More silence constructed from awkward, then a soft hiccup of laughter from Georgia.

“Good joke,” she said.

“It is one of my better ones. I often tell it as Peter Graves, Captain Oveur from Airplane—Flying High, but I thought that might be too much, under the circumstances. He gave them a line from the movie in his Peter Graves voice and Georgia laughed with less self-consciousness, Trent going with her too boisterously.

Damon breathed deeper. He hated sucker-punching them almost more than he detested fucking up in front of them.
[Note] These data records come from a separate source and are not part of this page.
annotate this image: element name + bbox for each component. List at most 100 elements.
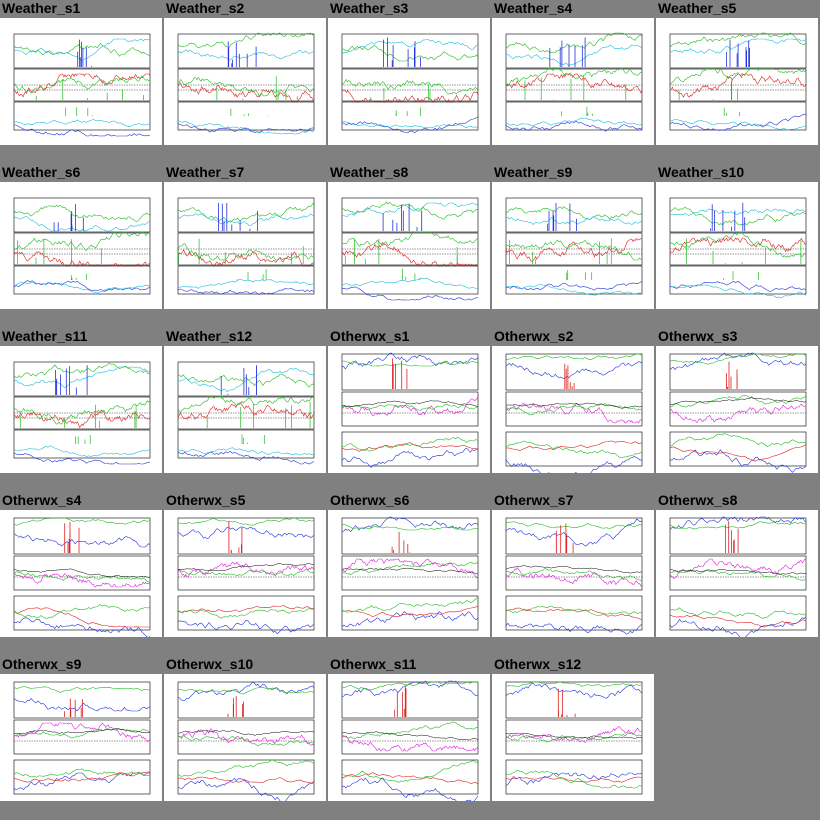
chart-thumbnail[interactable]: Otherwx_s3	[656, 328, 819, 491]
series-line	[669, 397, 807, 406]
chart-title: Weather_s9	[494, 164, 573, 180]
chart-thumbnail[interactable]: Otherwx_s9	[0, 656, 163, 819]
series-line	[392, 358, 408, 389]
series-line	[725, 521, 739, 553]
chart-thumbnail[interactable]: Otherwx_s11	[328, 656, 491, 819]
series-line	[505, 32, 642, 54]
series-line	[341, 734, 479, 752]
series-line	[344, 238, 458, 264]
series-line	[177, 728, 315, 747]
series-line	[505, 440, 643, 452]
panel-frame	[177, 33, 315, 69]
series-line	[13, 215, 151, 232]
chart-svg	[505, 197, 643, 296]
chart-svg	[13, 681, 151, 795]
series-line	[341, 201, 479, 220]
chart-thumbnail[interactable]: Otherwx_s1	[328, 328, 491, 491]
series-line	[505, 682, 643, 699]
series-line	[341, 396, 479, 416]
chart-thumbnail[interactable]: Weather_s1	[0, 0, 163, 163]
panel-frame	[341, 555, 479, 591]
series-line	[13, 772, 150, 791]
panel-frame	[669, 431, 807, 467]
chart-svg	[177, 681, 315, 801]
series-line	[723, 271, 759, 280]
series-line	[391, 532, 411, 553]
series-line	[505, 769, 643, 789]
series-line	[13, 366, 151, 388]
series-line	[669, 237, 807, 254]
chart-thumbnail[interactable]: Weather_s6	[0, 164, 163, 327]
panel-frame	[505, 555, 643, 591]
series-line	[341, 45, 479, 62]
series-line	[669, 607, 807, 619]
chart-thumbnail[interactable]: Otherwx_s7	[492, 492, 655, 655]
chart-thumbnail[interactable]: Otherwx_s2	[492, 328, 655, 491]
chart-thumbnail[interactable]: Otherwx_s6	[328, 492, 491, 655]
series-line	[669, 32, 807, 48]
series-line	[549, 37, 586, 67]
chart-thumbnail[interactable]: Otherwx_s8	[656, 492, 819, 655]
series-line	[505, 607, 643, 621]
chart-svg	[669, 352, 807, 473]
chart-thumbnail[interactable]: Otherwx_s12	[492, 656, 655, 819]
panel-frame	[177, 101, 315, 131]
chart-svg	[505, 353, 643, 473]
panel-frame	[669, 101, 807, 131]
panel-frame	[341, 517, 479, 555]
panel-frame	[341, 681, 479, 719]
series-line	[395, 107, 421, 116]
series-line	[505, 772, 643, 786]
chart-thumbnail[interactable]: Weather_s2	[164, 0, 327, 163]
chart-thumbnail[interactable]: Otherwx_s5	[164, 492, 327, 655]
series-line	[669, 616, 807, 637]
chart-image	[492, 346, 654, 473]
series-line	[341, 360, 479, 367]
series-line	[505, 518, 643, 547]
chart-thumbnail[interactable]: Weather_s8	[328, 164, 491, 327]
series-line	[341, 596, 479, 613]
chart-image	[656, 18, 818, 145]
series-line	[678, 80, 738, 100]
series-line	[341, 231, 479, 247]
series-line	[177, 604, 314, 613]
series-line	[505, 206, 643, 221]
chart-svg	[341, 33, 479, 134]
chart-thumbnail[interactable]: Weather_s5	[656, 0, 819, 163]
series-line	[402, 268, 421, 280]
series-line	[382, 203, 423, 231]
chart-thumbnail[interactable]: Weather_s10	[656, 164, 819, 327]
chart-svg	[341, 516, 479, 631]
series-line	[177, 447, 315, 456]
series-line	[505, 120, 643, 132]
panel-frame	[505, 265, 643, 295]
chart-title: Otherwx_s3	[658, 328, 738, 344]
series-line	[13, 280, 151, 292]
chart-title: Weather_s7	[166, 164, 245, 180]
chart-thumbnail[interactable]: Weather_s9	[492, 164, 655, 327]
chart-thumbnail[interactable]: Weather_s3	[328, 0, 491, 163]
series-line	[341, 286, 479, 301]
chart-thumbnail[interactable]: Weather_s7	[164, 164, 327, 327]
chart-title: Weather_s5	[658, 0, 737, 16]
chart-image	[328, 674, 490, 801]
panel-frame	[177, 361, 315, 397]
series-line	[13, 728, 151, 739]
chart-thumbnail[interactable]: Otherwx_s4	[0, 492, 163, 655]
series-line	[227, 696, 244, 717]
chart-thumbnail[interactable]: Weather_s4	[492, 0, 655, 163]
series-line	[341, 202, 479, 218]
series-line	[177, 777, 315, 801]
series-line	[177, 730, 315, 736]
chart-thumbnail[interactable]: Otherwx_s10	[164, 656, 327, 819]
series-line	[341, 760, 479, 783]
chart-thumbnail[interactable]: Weather_s11	[0, 328, 163, 491]
chart-title: Otherwx_s4	[2, 492, 82, 508]
series-line	[13, 118, 151, 128]
series-line	[505, 605, 643, 616]
chart-svg	[177, 197, 315, 295]
panel-frame	[669, 33, 807, 69]
series-line	[561, 106, 593, 116]
chart-thumbnail[interactable]: Weather_s12	[164, 328, 327, 491]
chart-image	[164, 182, 326, 309]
“What kind of a bad day are you having?” Georgia said. “Can we get you anything?” She’d asked that before, sweet, but she was thinking headache tablets or a magnifying glass. He needed Lina with her white coat professionalism and her no-nonsense verdict. He needed to know what the prognosis was and plan to deal with it.

God, he knew the answers to both those questions already. He’d held on to his residual vision far longer than Lina and her team of consulting ophthalmologists had thought possible given his condition, but the day when legally blind took on a darkly practical meaning was closer now than it’d ever been. He shook his head, trying to get focused on what he needed right now, and it wasn’t this job he was screwing up.